From: adrian.johnson@s...
Date: Fri, 16 Mar 2001 02:39:17 -0500
Subject: RE: [FT] UNSC (emotional rant), etc etc etc...

<snip>

>    Taxation is state-sponsored robbery, pure and simple.  How is it
that
>when your average theif threatens my person for my property, its a
felony?
>Yet, when the state does much the same, then it's a "social
responsibility"
>that I must pay or face imprisonment or worse?
>
>>Nobody likes them, but they really are necessary.
>
>    If you want government and the appearent benefits that come with
them
>sooooo badly, then you pay for it.  The rest of us, who realize that no
form
>government is neither capable nor willing to protect the freedom of the
>population they claim to rule, can do without.
>

<snip>

>   ...and screw property rights of the ones who are un-willing to pay,
>hmmmm?

<and more and more snip>

Well.

One could go on about the fact that governments didn't spontaneously
generate... they were created by people for good reason, and we
(collectively, if not individually) choose to keep them there.

One could say that by choosing to live in a state that has taxation, you
buy into that social contract.	If you don't like it, get out.

One could say that the benefits of government are clearly demonstrated
by
the fact that we don't live in caves, we have lightbulbs, etc.	The
benefits of no-government are quite clearly demonstrated by certain
portions of our world in recent history.  Say, mid-1990's Somalia.
Mogadishu.  Rule of the gun.  Great place to live...

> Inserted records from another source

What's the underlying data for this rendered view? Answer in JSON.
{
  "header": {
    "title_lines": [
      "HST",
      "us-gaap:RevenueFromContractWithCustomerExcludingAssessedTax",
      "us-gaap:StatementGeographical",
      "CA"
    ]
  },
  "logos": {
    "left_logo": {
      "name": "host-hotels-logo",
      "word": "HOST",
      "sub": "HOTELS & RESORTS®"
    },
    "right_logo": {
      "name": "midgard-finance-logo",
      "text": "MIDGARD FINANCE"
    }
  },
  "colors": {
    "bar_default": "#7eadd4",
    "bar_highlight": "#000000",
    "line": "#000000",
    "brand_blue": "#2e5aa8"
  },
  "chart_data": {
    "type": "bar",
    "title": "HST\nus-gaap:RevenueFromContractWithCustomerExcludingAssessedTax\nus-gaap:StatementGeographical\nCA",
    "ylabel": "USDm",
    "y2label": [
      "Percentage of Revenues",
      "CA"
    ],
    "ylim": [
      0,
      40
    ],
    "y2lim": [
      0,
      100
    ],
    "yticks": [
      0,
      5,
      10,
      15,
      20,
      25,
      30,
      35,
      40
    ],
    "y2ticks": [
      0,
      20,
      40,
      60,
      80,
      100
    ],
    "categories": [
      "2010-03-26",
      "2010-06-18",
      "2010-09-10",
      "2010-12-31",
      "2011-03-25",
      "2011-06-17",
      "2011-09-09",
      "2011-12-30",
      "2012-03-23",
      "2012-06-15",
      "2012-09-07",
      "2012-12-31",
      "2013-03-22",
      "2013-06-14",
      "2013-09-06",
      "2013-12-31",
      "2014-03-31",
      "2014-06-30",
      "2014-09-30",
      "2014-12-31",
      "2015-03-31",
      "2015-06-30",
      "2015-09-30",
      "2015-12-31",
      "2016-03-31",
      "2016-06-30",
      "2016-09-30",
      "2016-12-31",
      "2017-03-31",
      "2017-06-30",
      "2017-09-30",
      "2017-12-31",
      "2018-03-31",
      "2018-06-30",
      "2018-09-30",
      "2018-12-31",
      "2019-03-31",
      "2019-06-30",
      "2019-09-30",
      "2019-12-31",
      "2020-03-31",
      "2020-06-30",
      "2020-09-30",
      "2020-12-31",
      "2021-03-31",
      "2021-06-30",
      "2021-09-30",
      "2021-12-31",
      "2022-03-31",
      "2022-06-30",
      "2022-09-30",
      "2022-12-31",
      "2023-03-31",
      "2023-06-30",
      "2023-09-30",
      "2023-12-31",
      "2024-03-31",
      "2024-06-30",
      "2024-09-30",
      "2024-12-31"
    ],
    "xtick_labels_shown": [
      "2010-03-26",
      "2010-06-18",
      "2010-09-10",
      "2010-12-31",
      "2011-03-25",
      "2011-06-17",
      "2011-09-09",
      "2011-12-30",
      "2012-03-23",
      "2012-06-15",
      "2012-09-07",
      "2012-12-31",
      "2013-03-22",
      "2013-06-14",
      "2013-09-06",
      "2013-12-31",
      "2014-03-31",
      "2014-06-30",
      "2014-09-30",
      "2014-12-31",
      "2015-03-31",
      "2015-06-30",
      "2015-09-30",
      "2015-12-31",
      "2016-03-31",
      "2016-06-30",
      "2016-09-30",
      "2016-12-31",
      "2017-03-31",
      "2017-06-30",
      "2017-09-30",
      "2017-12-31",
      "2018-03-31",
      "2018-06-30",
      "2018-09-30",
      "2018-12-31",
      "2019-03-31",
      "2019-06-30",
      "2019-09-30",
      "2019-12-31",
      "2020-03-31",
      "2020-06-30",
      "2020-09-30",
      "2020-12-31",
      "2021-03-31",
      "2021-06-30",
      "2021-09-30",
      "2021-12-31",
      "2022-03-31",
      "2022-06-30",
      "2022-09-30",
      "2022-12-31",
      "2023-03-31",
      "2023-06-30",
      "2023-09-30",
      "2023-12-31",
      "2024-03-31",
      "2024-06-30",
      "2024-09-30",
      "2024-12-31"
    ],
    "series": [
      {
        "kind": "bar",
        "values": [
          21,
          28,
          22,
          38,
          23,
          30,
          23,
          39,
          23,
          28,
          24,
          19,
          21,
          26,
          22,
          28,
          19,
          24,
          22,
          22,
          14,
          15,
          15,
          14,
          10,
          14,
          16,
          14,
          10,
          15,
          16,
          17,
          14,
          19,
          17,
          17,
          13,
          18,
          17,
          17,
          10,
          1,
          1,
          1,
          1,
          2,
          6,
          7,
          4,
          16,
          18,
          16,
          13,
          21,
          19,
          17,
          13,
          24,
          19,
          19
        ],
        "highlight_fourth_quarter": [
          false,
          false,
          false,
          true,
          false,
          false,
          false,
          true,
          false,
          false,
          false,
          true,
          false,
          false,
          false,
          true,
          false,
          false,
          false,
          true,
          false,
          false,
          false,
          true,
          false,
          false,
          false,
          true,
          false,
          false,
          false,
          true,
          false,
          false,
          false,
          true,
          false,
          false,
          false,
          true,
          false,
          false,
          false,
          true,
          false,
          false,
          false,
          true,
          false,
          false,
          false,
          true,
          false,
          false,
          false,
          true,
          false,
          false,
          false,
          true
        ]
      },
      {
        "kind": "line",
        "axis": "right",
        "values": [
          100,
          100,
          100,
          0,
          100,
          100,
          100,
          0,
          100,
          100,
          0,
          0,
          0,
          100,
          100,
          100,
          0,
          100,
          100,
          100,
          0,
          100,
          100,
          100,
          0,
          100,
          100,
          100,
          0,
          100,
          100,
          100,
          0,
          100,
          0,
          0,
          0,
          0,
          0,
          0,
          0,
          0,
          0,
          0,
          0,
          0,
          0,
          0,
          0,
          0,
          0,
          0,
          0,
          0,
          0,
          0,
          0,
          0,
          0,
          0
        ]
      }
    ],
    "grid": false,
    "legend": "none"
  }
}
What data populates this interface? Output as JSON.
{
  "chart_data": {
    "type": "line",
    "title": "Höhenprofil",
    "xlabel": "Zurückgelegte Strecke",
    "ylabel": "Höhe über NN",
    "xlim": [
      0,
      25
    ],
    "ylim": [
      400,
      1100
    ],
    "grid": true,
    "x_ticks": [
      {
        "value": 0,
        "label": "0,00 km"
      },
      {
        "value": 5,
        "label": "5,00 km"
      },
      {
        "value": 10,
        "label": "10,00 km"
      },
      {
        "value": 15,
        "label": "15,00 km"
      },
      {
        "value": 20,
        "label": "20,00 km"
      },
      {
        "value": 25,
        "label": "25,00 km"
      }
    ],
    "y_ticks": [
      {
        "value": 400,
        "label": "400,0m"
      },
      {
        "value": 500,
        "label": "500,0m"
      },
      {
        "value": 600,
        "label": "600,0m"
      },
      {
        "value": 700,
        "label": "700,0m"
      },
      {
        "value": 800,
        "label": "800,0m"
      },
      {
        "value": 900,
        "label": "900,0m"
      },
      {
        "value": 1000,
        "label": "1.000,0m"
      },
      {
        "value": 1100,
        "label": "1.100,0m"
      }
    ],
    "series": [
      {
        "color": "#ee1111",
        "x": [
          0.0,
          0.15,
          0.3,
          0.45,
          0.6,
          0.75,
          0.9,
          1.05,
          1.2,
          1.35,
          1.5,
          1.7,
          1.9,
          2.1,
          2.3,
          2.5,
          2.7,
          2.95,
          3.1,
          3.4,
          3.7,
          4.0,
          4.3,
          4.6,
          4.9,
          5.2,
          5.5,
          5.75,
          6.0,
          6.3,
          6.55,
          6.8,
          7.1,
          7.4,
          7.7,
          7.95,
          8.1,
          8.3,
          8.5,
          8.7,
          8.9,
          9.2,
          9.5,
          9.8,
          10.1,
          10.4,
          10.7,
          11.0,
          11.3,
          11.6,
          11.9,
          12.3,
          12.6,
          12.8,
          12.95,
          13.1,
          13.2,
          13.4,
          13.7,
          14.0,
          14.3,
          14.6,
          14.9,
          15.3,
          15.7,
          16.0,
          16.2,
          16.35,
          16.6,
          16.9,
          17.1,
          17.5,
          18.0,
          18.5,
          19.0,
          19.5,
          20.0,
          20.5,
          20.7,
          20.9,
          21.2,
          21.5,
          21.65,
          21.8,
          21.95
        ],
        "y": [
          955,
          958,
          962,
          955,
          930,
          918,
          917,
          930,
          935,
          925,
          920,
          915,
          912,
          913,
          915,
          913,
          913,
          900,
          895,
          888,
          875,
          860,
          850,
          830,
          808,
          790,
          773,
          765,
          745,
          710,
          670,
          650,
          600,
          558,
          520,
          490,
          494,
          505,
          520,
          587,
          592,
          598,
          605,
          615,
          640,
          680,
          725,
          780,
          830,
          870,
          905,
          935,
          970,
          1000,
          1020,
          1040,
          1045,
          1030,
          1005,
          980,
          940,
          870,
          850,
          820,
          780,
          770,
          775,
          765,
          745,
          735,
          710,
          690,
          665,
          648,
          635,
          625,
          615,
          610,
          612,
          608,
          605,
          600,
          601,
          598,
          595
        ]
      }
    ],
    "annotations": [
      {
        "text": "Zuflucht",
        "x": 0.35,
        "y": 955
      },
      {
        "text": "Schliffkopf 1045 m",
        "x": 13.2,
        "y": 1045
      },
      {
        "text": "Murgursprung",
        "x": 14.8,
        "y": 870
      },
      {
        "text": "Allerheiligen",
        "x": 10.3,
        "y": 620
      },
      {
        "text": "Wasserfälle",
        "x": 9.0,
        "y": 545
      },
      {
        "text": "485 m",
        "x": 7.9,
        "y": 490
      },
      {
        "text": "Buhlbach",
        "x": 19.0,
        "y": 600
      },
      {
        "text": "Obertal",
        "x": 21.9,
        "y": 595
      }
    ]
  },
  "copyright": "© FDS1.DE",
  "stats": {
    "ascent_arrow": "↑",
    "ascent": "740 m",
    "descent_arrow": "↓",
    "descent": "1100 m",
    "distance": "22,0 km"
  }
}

One could say that property "rights" are a purely human construct, and
that
without the structure of government there are no such things as rights,
particularly specific ones like "property rights," at all.  Things like
the
mythical "right to life" - does the poor bloke drowning in the middle of
the ocean have a "right to life?"  Phooey.  Rights are only "real" if
you
have the ability to defend them and if other people collectively agree
that
they exist.  And that comes from either a gun (or stick, or rock, or
pitchfork, or whatever), or a governmental structure with laws of some
kind
- a group of people all agreeing to buy into the same idea.  And the
latter
is the only one that has been even vaguely fair throughout *all* of
recorded history.  Rights don't exist in and of themselves.

One could go on, and on, about all this and argue political and moral
philosophy 'til the end of days, but when it comes right down to it,
this
discussion is now becoming really, really silly.